Il gioco libero e all’aperto serve a sviluppare nei bambini consapevolezza spaziale, coordinazione, tolleranza dell’incertezza e sicurezza. Uno studio mostra che è anche d’aiuto per la formazione della resilienza e previene problemi di salute mentale
Arrampicarsi sugli alberi, correre e saltare, senza preoccuparsi del pericolo. I bambini sono così: impavidi e poco consapevoli dei rischi, a differenza dei genitori, che passano il loro tempo a ripetere i soliti mantra: «Fai attenzione, potresti farti fale» o «È pericoloso». I piccoli, però, hanno bisogno di mettersi alla prova e di giocare senza preoccupazioni, perché le attività libere, talvolta anche un po’ rischiose, sono un’ opportunità per sviluppare consapevolezza spaziale, coordinazione, tolleranza dell’incertezza e sicurezza. Lo dimostrano gli studi scientifici.
Il gioco all’aperto, quello che si pratica al parco o nei giardinetti dietro casa, tra altalene, scivoli e dondoli, è collegato a bassi livelli di stress, perché insegna ai bambini a controllare l’eccitazione fisiologica, caratterizzata da adrenalina e battito cardiaco accelerato, sintomi che accompagnano anche l’ansia. Lo dimostra uno studio osservazionale dall’Università di Exeter, condotto nel Regno Unito su più di 2.000 genitori di bambini tra 5 e 11 anni, durante il primo lockdown per COVID-19. L’obiettivo della ricerca era testare le teorie secondo cui il gioco avventuroso offre opportunità di apprendimento che aiutano a sviluppare la resilienza nei bambini e a prevenire problemi di salute mentale.
I ricercatori hanno scoperto che i bambini che trascorrono più tempo a giocare all’aperto hanno meno «problemi di interiorizzazione», caratterizzati da ansia e depressione, e proprio questi bambini sono stati in grado di affrontare meglio il lockdown.

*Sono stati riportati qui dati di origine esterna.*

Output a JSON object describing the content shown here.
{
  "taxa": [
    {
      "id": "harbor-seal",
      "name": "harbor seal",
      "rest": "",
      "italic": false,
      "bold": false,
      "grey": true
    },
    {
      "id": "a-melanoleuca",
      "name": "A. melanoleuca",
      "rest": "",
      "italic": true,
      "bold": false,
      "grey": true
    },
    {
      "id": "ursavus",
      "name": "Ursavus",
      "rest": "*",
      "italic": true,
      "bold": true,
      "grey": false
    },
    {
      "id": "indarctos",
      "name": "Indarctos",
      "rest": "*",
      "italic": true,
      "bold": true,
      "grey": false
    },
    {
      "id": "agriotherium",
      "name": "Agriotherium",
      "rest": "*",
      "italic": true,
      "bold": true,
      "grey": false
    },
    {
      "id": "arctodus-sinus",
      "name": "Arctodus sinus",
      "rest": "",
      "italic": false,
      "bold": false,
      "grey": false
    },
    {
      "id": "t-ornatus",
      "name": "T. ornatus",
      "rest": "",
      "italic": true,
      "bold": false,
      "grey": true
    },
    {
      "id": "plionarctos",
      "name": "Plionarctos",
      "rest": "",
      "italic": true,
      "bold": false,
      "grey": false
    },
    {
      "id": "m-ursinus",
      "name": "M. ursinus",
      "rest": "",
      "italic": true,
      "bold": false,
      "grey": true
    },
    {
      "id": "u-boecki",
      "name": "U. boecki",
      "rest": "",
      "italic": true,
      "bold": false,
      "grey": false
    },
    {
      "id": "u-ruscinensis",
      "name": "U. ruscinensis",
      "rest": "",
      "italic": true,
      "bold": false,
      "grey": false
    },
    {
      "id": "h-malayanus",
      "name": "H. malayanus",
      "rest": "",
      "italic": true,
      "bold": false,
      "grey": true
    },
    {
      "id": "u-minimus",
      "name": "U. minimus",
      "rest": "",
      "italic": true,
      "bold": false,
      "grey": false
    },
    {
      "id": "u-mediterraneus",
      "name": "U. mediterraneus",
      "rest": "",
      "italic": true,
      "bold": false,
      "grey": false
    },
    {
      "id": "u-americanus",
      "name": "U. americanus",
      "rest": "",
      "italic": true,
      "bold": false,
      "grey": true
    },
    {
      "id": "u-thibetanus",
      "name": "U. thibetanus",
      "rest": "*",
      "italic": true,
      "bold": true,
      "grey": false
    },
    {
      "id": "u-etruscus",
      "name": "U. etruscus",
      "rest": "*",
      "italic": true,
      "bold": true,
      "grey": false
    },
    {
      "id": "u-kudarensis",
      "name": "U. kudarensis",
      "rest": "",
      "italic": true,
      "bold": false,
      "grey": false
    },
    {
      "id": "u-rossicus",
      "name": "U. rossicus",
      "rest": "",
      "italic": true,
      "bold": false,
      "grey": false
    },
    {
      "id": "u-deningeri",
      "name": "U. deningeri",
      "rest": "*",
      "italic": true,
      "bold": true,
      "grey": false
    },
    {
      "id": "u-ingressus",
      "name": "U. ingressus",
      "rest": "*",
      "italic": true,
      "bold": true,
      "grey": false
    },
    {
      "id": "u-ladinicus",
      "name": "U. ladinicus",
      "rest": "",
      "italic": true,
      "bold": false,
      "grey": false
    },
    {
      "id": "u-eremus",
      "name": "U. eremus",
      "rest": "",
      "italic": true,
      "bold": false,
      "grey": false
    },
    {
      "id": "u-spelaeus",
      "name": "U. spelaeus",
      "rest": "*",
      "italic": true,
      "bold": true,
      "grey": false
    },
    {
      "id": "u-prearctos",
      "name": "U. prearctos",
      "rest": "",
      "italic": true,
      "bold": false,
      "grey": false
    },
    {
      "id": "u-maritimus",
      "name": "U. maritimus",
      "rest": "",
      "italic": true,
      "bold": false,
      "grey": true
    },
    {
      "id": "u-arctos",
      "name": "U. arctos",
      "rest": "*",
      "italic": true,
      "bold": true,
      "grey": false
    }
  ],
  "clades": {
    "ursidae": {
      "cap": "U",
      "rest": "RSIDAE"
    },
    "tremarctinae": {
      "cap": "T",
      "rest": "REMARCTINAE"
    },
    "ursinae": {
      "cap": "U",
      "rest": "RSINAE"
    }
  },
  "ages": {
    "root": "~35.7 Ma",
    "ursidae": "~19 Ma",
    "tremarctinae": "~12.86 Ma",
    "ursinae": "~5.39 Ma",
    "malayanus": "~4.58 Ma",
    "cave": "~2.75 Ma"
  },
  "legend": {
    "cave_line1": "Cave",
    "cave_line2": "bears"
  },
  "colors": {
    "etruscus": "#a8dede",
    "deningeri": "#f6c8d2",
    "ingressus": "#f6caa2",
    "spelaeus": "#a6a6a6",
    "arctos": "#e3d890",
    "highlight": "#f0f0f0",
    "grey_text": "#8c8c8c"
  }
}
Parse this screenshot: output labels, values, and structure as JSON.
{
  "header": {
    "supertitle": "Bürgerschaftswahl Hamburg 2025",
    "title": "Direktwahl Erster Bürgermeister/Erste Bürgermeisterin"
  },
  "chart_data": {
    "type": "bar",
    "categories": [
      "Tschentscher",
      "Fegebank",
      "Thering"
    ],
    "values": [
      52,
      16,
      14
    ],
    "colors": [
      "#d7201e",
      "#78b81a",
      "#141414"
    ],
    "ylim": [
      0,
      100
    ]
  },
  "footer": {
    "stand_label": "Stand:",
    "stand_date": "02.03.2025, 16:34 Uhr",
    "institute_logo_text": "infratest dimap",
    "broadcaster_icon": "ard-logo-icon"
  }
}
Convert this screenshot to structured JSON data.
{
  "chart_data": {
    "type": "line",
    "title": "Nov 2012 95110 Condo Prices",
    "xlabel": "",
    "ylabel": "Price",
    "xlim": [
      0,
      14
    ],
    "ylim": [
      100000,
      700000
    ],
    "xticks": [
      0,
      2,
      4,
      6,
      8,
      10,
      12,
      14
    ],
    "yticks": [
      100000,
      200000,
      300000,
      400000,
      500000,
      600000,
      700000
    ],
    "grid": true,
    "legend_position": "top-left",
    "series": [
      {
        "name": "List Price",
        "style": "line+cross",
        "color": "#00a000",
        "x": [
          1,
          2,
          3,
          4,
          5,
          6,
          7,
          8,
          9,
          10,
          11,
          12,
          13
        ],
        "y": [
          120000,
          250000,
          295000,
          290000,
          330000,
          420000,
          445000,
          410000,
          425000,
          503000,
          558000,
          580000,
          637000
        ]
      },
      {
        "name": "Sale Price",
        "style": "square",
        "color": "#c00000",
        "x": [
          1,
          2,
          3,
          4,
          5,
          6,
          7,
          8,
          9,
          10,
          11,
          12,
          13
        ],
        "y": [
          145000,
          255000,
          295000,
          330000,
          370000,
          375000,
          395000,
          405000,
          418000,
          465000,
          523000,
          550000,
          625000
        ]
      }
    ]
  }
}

Helen Dodd, professoressa di psicologia infantile presso l’Università di Exeter, che ha guidato lo studio, afferma: «Siamo più preoccupati che mai per la salute mentale dei bambini e le nostre scoperte evidenziano che potremmo essere in grado di contribuire a proteggere il loro benessere mentale assicurandogli numerose opportunità di gioco avventuroso», prosegue. «Questo è davvero positivo perché il gioco è libero, istintivo e gratificante per i bambini, disponibile a tutti e non richiede competenze speciali. Ora abbiamo urgente bisogno di proteggere gli spazi naturali e di investire in parchi ben progettati e avventurosi, per supportare la loro salute mentale». Lasciare che i piccoli giochino liberamente non significa, però, non supervisionare o lasciare che si facciano male. «Il ruolo degli adulti è quello di fornire un ambiente favorevole e poi farsi da parte, o al massimo, fare il tifo gentilmente. Cessa di essere un gioco nel momento in cui un adulto dice a un bambino di farlo», spiega Dodd.
Come si può distinguere un gioco libero e positivo da uno semplicemente pericoloso? Si può trovare una risposta nello studio Running the risk: The social, behavioral and environmental associations with positive risk in children’s play activities in outdoor playspaces, in cui sono state condotte osservazioni di gioco rischioso in due diversi contesti ambientali: in uno spazio gioco naturalizzato, «The Backyard», al Museum of Natural History di Santa Barbara in California e in otto asili nido di Vancouver (Canada). Emerge che giocare su superfici irregolari, con sentieri non asfaltati, con ciottoli o pendii ripidi (tipici dei parchi), favorisce i comportamenti a rischio positivo rispetto al gioco su aree pianeggianti. Come mai? Perché il bambino si mette alla prova e cerca di sviluppare capacità di gestione del rischio. E, ancora una volta, quello che emerge è la necessità di progettare spazi di gioco all’aperto che supportino questi comportamenti, che difficilmente possono essere messi in pratica nelle scuole e in ambienti chiusi.